Showing posts with label Dave Rowntree. Show all posts
Showing posts with label Dave Rowntree. Show all posts

Tuesday, December 7, 2021

Crash Course, No. 37: Blur & Tumult

Totally missed the boy-band thing with them....
I’ll start with a confession: if it wasn’t “Song 2,” I couldn’t pick a Blur song out of a line-up. This past week’s deep dive showed a knew a couple more songs, but, and in my defense, Blur was always much, much bigger in their native UK than they ever got in the U.S….

…and “Song 2” wasn’t even their biggest U.S. single. That was “Girls & Boys” from 1994’s Parklife…which, for the record, started a string of six albums by Blur that topped the UK charts, everything between there and 2015’s The Magic Whip. As I said, much, much bigger in the UK.

And now, a crash course on their story. And anyone who wants to read more will find links to every source I used for this post at the bottom of it.

The Very Basics
“There’s Albarn, the intense workaholic who will collaborate with anyone from Malian kora players to cartoons; Coxon, the cripplingly shy guitar nerd who couldn’t cope with the band’s gigantic 90s fame; James, the party animal who subsequently reinvented himself as a gentleman farmer; and drummer Dave Rowntree, about whom people still know so little that they describe him as the “everyman” or “normal bloke” despite the fact he works as a criminal solicitor, has a pilot’s licence and stood as the Labour party candidate for the Cities of London and Westminster, which doesn’t seem very everyman.”

The flesh out the surnames in the above, that’s Damon Albarn (vocals/songwriting/control), Graham Coxon (guitar/earnest intensity), Alex James (bass/enthusiasm)…and the quote gives Rowntree’s (drums/drummer personality) full name: those were, and may yet continue to be, the members of Blur.

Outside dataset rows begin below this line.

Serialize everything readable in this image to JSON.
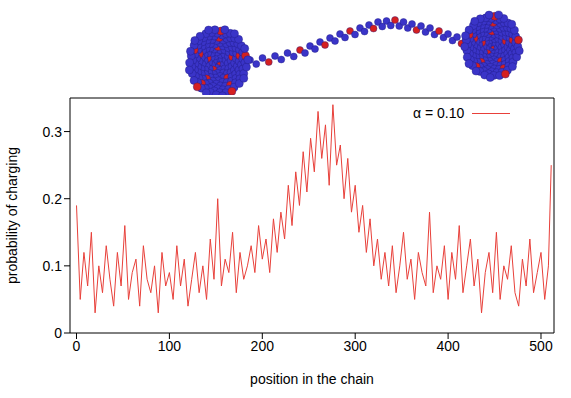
{
  "chart_data": {
    "type": "line",
    "x_label": "position in the chain",
    "y_label": "probability of charging",
    "xlim": [
      -7,
      514
    ],
    "ylim": [
      0,
      0.35
    ],
    "xticks": [
      0,
      100,
      200,
      300,
      400,
      500
    ],
    "yticks": [
      0,
      0.1,
      0.2,
      0.3
    ],
    "legend": "upper right",
    "x": [
      0,
      4,
      8,
      12,
      16,
      20,
      24,
      28,
      32,
      36,
      40,
      44,
      48,
      52,
      56,
      60,
      64,
      68,
      72,
      76,
      80,
      84,
      88,
      92,
      96,
      100,
      104,
      108,
      112,
      116,
      120,
      124,
      128,
      132,
      136,
      140,
      144,
      148,
      152,
      156,
      160,
      164,
      168,
      172,
      176,
      180,
      184,
      188,
      192,
      196,
      200,
      204,
      208,
      212,
      216,
      220,
      224,
      228,
      232,
      236,
      240,
      244,
      248,
      252,
      256,
      260,
      264,
      268,
      272,
      276,
      280,
      284,
      288,
      292,
      296,
      300,
      304,
      308,
      312,
      316,
      320,
      324,
      328,
      332,
      336,
      340,
      344,
      348,
      352,
      356,
      360,
      364,
      368,
      372,
      376,
      380,
      384,
      388,
      392,
      396,
      400,
      404,
      408,
      412,
      416,
      420,
      424,
      428,
      432,
      436,
      440,
      444,
      448,
      452,
      456,
      460,
      464,
      468,
      472,
      476,
      480,
      484,
      488,
      492,
      496,
      500,
      504,
      508,
      511
    ],
    "series": [
      {
        "name": "α = 0.10",
        "color": "#e8403a",
        "values": [
          0.19,
          0.05,
          0.12,
          0.07,
          0.15,
          0.03,
          0.1,
          0.06,
          0.13,
          0.08,
          0.04,
          0.12,
          0.07,
          0.16,
          0.05,
          0.09,
          0.11,
          0.04,
          0.13,
          0.08,
          0.06,
          0.1,
          0.03,
          0.12,
          0.07,
          0.09,
          0.05,
          0.13,
          0.07,
          0.11,
          0.04,
          0.08,
          0.12,
          0.06,
          0.1,
          0.05,
          0.14,
          0.08,
          0.2,
          0.07,
          0.11,
          0.09,
          0.15,
          0.06,
          0.12,
          0.08,
          0.1,
          0.13,
          0.09,
          0.16,
          0.11,
          0.14,
          0.09,
          0.17,
          0.12,
          0.18,
          0.14,
          0.22,
          0.16,
          0.24,
          0.19,
          0.27,
          0.21,
          0.29,
          0.24,
          0.33,
          0.26,
          0.31,
          0.22,
          0.34,
          0.25,
          0.28,
          0.2,
          0.26,
          0.18,
          0.22,
          0.15,
          0.19,
          0.12,
          0.17,
          0.1,
          0.14,
          0.08,
          0.12,
          0.07,
          0.13,
          0.06,
          0.1,
          0.15,
          0.08,
          0.11,
          0.05,
          0.12,
          0.09,
          0.07,
          0.18,
          0.06,
          0.1,
          0.08,
          0.13,
          0.05,
          0.12,
          0.08,
          0.16,
          0.06,
          0.1,
          0.14,
          0.07,
          0.11,
          0.03,
          0.09,
          0.12,
          0.06,
          0.15,
          0.05,
          0.1,
          0.08,
          0.13,
          0.06,
          0.04,
          0.11,
          0.07,
          0.14,
          0.06,
          0.09,
          0.12,
          0.05,
          0.1,
          0.25
        ]
      }
    ]
  }
}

Those original pieces fell in place over a two-month period when Albarn joined James’ band, Circus, in December 1988, two months after Rowntree and Coxon, who’d already joined in October. They played as Seymour - named after J. D. Salinger’s, Seymour: An Introduction - but landed on “Blur” a couple years later and from a list of alternatives pitched to them by Andy Ross, Food Records’ A&R rep.

They came up in the so-named “Scene that Celebrates Itself” of the London/Thames Valley (see also, Chapterhouse, Lush, Moose, Thousand Yard Stare, See See Rider, and Stereolab for further research/listening), but broke out of it, to borrow words from NME, as “the acceptable pretty face of a whole bunch of bands.” Related, I once read Coxon marvel bitterly about being packaged as something of a boy band. Their debut album, Leisure chased the fraying threads of the Manchester sound’s coattails, but Blur dug deeper into their English pop roots (The Kinks, Beatles and XTC get name-dropped) over the next several albums - from Modern Life Is Rubbish (1993) through The Great Escape (1995; here’s the discography). Coxon was not a fan (“Talking as a guitar player, Britpop for me was dull”), but the inspiration for the tonal switch came from a charming place: homesickness for England. Blur “discovered” they were in a ways in debt after Leisure and tried to recoup money on a U.S. tour where they “were forced to play their Anglocentric songs in tiny venues to bewildered crowds.”